A group of U.S. senators has raised concern that the use of antidepressants and other prescription drugs for treatment of mental disorders is on the rise in the military, particularly among troops in Iraq and Afghanistan.

Arizona Daily Star
March 26, 2010

A group of U.S. senators has raised concern that the use of antidepressants and other prescription drugs for treatment of mental disorders is on the rise in the military, particularly among troops in Iraq and Afghanistan.

Sen. Jim Webb, D-Va., who led the Senate Armed Services Committee’s personnel subcommittee hearing in Washington this week, said the apparent increase in prescriptions is “on its face, pretty astounding and troubling.”

Sen. Benjamin Cardin, D-Md., who has been speaking out for months about the rise in prescribed drugs and how they may be harmful to younger soldiers, said at the hearing that the military needs to examine whether increased use of medicines has any link to an increase in military suicides.

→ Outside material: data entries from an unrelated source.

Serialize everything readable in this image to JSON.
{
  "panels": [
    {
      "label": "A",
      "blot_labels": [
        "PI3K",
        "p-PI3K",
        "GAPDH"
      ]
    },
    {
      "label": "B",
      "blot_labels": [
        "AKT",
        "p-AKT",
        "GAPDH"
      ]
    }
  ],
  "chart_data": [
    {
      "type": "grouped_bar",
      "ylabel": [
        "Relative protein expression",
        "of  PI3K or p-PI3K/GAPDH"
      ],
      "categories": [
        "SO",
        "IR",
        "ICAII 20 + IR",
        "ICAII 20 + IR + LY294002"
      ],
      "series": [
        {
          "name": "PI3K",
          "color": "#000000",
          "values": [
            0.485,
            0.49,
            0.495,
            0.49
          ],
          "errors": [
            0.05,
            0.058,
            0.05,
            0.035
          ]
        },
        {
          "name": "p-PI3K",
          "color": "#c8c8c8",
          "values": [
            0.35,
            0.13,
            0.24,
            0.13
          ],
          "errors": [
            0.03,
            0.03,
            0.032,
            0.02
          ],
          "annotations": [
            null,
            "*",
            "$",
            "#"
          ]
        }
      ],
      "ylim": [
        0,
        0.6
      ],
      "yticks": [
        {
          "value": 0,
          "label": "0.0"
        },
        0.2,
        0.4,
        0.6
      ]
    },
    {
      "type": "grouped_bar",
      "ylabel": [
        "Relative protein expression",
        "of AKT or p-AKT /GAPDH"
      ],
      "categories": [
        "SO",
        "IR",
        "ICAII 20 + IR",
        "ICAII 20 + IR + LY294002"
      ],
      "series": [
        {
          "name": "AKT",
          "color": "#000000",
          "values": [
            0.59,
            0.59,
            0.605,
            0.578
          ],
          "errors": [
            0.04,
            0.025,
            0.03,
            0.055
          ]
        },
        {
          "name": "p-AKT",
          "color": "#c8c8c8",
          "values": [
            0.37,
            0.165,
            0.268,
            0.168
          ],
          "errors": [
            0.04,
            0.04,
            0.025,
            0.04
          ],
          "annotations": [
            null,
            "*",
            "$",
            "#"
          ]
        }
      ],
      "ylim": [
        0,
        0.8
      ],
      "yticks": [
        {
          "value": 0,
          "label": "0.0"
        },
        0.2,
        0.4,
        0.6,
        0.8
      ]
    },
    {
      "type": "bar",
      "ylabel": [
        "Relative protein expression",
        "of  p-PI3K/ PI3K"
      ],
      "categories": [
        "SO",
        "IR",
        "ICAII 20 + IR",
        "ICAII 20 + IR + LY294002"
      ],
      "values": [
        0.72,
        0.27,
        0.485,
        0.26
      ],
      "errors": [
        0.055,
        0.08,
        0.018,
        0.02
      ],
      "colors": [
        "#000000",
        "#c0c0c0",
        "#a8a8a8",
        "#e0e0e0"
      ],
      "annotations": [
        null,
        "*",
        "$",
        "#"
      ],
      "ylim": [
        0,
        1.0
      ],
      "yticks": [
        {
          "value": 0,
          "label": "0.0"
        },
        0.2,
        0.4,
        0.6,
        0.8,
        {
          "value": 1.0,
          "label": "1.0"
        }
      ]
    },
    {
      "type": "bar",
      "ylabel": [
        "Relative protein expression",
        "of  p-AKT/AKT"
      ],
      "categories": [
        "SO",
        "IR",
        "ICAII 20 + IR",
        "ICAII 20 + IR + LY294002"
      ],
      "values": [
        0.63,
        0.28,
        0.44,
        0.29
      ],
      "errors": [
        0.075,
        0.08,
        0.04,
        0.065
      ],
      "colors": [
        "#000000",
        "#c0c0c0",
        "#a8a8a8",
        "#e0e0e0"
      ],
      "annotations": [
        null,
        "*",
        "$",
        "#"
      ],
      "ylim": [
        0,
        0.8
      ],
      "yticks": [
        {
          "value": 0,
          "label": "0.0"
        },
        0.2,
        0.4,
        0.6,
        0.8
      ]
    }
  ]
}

Department of Defense statistics show that from 2005 to 2008, “there was a 400 percent increase in the prescription of antidepressants and other drugs used to treat anxiety,” Cardin said. And a 2007 Army report showed that about 12 percent of combat troops in Iraq and 17 percent of those in Afghanistan were taking antidepressants or sleeping pills.

In 2009, 160 active-duty Army suicides were reported – a 15 percent increase from the previous year, Cardin said.

“We need the Department of Defense’s help in trying to understand what is happening,” he said. “We have a lot of dots, but we haven’t connected the dots.”

Top medical officers who testified at the hearing took issue with some of Cardin’s statistics but acknowledged that there has been an increase in the use of psychotropic drugs prescribed to treat mental disorders.

“The use of psychotropic medication in the nation as a whole has increased,” said Charles Rice, the acting assistant secretary of defense for health affairs.

“It’s difficult to turn on the television without being convinced that you’re bipolar or have some other problem for which there is a drug ready-made for you.”